2. For the trained LLM such as bloomz (using deepspeed, Sagemaker model parallelism or pytorch FSDP training methods), whether using LMI on Sagemaker endpoint or direct local inference, the inference speed is always much slower than that of bloomz downloaded directly from HF (When the context text is more than 750+ tokens and the max new token is set to 128, their speed difference is 8 times). 

        Although the size of the finetuned bloomz model has become larger, the model structure, number of parameters, and dictionary size are all the same as the original HF bloomz model. The shape of the id sequence after tokenzier is also the same. 
        After setting the "use_cache" parameter to True, the inference speed becomes normal. This parameter is Only useful for inference, not for training. 
        When using the flan-t5-xxl 11B model, even if use_cache is not set to True, the difference in flan-t5-xxl's inference speed before and after finetuning is not as big as that of bloomz. Also, for this model, setting use_cache to True will also make the inference faster. 
        When using the HF model for generation, regardless of the pipeline API or the generate API, setting the parameter "use_cache" will speed up the inference speed of the model.

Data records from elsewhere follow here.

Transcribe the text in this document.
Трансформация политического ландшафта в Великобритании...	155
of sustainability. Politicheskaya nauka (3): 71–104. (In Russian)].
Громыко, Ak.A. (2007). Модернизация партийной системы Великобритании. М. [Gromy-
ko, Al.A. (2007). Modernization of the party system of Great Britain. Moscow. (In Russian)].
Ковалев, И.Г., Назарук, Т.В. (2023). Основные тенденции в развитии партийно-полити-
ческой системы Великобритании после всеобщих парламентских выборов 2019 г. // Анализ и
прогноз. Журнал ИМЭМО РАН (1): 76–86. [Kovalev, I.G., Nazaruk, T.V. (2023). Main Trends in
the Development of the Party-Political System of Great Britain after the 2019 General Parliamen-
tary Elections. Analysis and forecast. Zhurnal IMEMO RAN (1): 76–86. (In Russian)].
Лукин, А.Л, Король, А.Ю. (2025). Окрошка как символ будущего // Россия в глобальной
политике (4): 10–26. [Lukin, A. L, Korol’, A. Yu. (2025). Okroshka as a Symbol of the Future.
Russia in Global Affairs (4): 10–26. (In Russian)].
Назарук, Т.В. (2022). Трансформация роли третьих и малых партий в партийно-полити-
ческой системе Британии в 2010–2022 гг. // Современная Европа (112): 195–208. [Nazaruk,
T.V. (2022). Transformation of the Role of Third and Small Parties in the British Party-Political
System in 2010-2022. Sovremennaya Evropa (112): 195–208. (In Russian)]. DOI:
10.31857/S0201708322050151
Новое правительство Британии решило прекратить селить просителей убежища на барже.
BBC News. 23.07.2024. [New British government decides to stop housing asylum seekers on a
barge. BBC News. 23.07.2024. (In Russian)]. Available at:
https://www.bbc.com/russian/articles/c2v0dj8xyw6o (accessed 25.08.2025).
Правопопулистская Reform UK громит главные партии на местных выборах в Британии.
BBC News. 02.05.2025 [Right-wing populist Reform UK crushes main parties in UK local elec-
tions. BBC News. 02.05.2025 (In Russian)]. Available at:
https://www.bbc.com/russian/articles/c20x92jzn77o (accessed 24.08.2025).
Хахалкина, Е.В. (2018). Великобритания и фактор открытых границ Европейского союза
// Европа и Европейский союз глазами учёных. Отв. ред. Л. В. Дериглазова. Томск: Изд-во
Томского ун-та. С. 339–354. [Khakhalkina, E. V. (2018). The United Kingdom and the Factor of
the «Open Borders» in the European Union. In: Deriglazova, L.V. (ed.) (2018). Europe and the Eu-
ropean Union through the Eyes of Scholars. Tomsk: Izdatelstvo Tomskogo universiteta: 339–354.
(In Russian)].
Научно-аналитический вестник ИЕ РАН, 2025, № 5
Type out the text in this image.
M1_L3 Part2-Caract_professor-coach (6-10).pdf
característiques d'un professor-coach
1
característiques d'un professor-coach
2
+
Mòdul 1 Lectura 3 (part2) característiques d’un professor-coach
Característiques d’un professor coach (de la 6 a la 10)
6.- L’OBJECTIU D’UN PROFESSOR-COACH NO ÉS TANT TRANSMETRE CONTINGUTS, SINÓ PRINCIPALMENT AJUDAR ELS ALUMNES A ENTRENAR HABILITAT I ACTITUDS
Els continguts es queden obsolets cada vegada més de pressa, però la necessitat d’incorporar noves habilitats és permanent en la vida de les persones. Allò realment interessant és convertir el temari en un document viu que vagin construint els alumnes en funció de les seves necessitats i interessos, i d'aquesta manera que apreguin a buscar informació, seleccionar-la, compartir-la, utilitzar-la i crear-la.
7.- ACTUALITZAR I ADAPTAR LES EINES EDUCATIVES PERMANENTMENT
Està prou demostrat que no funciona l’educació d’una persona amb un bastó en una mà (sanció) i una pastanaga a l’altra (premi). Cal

For the explanation of "use_cache", please refer to: https://discuss.huggingface.co/t/what-is-the-purpose-of-use-cache-in-decoder/958. 
        After enabling this parameter, it need not to recalculate the hiden state of all newly generated tokens when generating the next token each time, thus it will greatly save time, which is a great acceleration for the autoregressive model/causalLM.

3. For the server side batch in LMI and batch inference for HF pipeline API, please refer to the corresponding code and Readme from my github  https://github.com/yuhuiaws/finetuning-and-deploying-llama-on-Sagemaker/tree/main.

## Security

See [CONTRIBUTING](CONTRIBUTING.md#security-issue-notifications) for more information.

## License

This library is licensed under the MIT-0 License. See the LICENSE file.